Yes. All three variants — Qwen3-Omni-30B-A3B-Instruct, -Thinking and -Captioner — are released with open weights under the Apache 2.0 license, so they can be downloaded, self-hosted and used commercially. A hosted Qwen3-Omni-Flash API is also available through Alibaba Cloud Model Studio.
What modalities does Qwen3-Omni support?
It accepts text, images, audio and video as input and produces text plus natural, real-time speech as output. It supports text in 119 languages, speech understanding in 19 languages, and speech generation in 10 languages, and can process audio recordings up to about 40 minutes per instance.
How big is Qwen3-Omni and how is it built?
The flagship is Qwen3-Omni-30B-A3B: a Thinker-Talker Mixture-of-Experts model with 30B total parameters and roughly 3B active per token. A from-scratch AuT audio encoder trained on 20M hours of audio and a ~543M-parameter SigLIP2-initialized vision encoder feed the Thinker, while a separate Talker streams speech.
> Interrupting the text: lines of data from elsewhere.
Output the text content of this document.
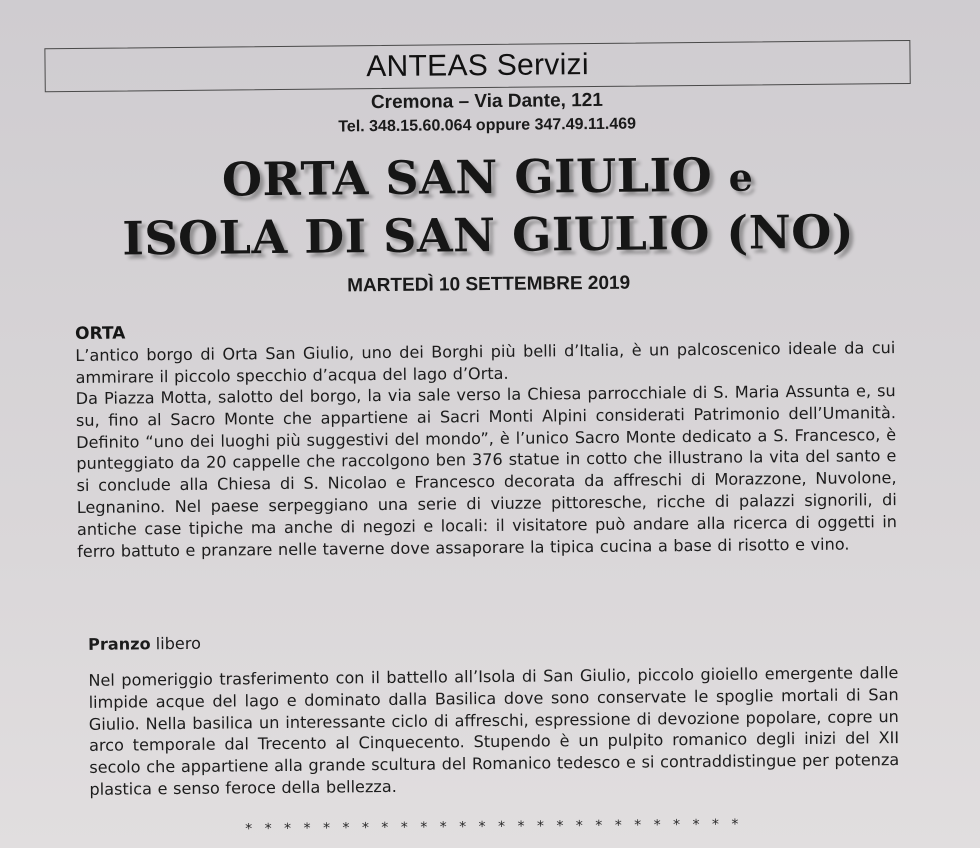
ANTEAS Servizi
Cremona – Via Dante, 121
Tel. 348.15.60.064 oppure 347.49.11.469
ORTA SAN GIULIO e
ISOLA DI SAN GIULIO (NO)
MARTEDÌ 10 SETTEMBRE 2019
ORTA
L’antico borgo di Orta San Giulio, uno dei Borghi più belli d’Italia, è un palcoscenico ideale da cui ammirare il piccolo specchio d’acqua del lago d’Orta.
Da Piazza Motta, salotto del borgo, la via sale verso la Chiesa parrocchiale di S. Maria Assunta e, su su, fino al Sacro Monte che appartiene ai Sacri Monti Alpini considerati Patrimonio dell’Umanità. Definito “uno dei luoghi più suggestivi del mondo”, è l’unico Sacro Monte dedicato a S. Francesco, è punteggiato da 20 cappelle che raccolgono ben 376 statue in cotto che illustrano la vita del santo e si conclude alla Chiesa di S. Nicolao e Francesco decorata da affreschi di Morazzone, Nuvolone, Legnanino. Nel paese serpeggiano una serie di viuzze pittoresche, ricche di palazzi signorili, di antiche case tipiche ma anche di negozi e locali: il visitatore può andare alla ricerca di oggetti in ferro battuto e pranzare nelle taverne dove assaporare la tipica cucina a base di risotto e vino.
Pranzo libero
Nel pomeriggio trasferimento con il battello all’Isola di San Giulio, piccolo gioiello emergente dalle limpide acque del lago e dominato dalla Basilica dove sono conservate le spoglie mortali di San Giulio. Nella basilica un interessante ciclo di affreschi, espressione di devozione popolare, copre un arco temporale dal Trecento al Cinquecento. Stupendo è un pulpito romanico degli inizi del XII secolo che appartiene alla grande scultura del Romanico tedesco e si contraddistingue per potenza plastica e senso feroce della bellezza.
* * * * * * * * * * * * * * * * * * * * * * * * * *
How does Qwen3-Omni perform on benchmarks?
Per the technical report it reaches open-source state-of-the-art on 32 of 36 audio and audio-visual benchmarks and overall SOTA on 22, with results such as 77.5 on MMAU, 70.5 on Video-MME (without subtitles) and 69.6 on GPQA. Alibaba states its ASR, audio understanding and voice-conversation quality are comparable to Gemini 2.5 Pro.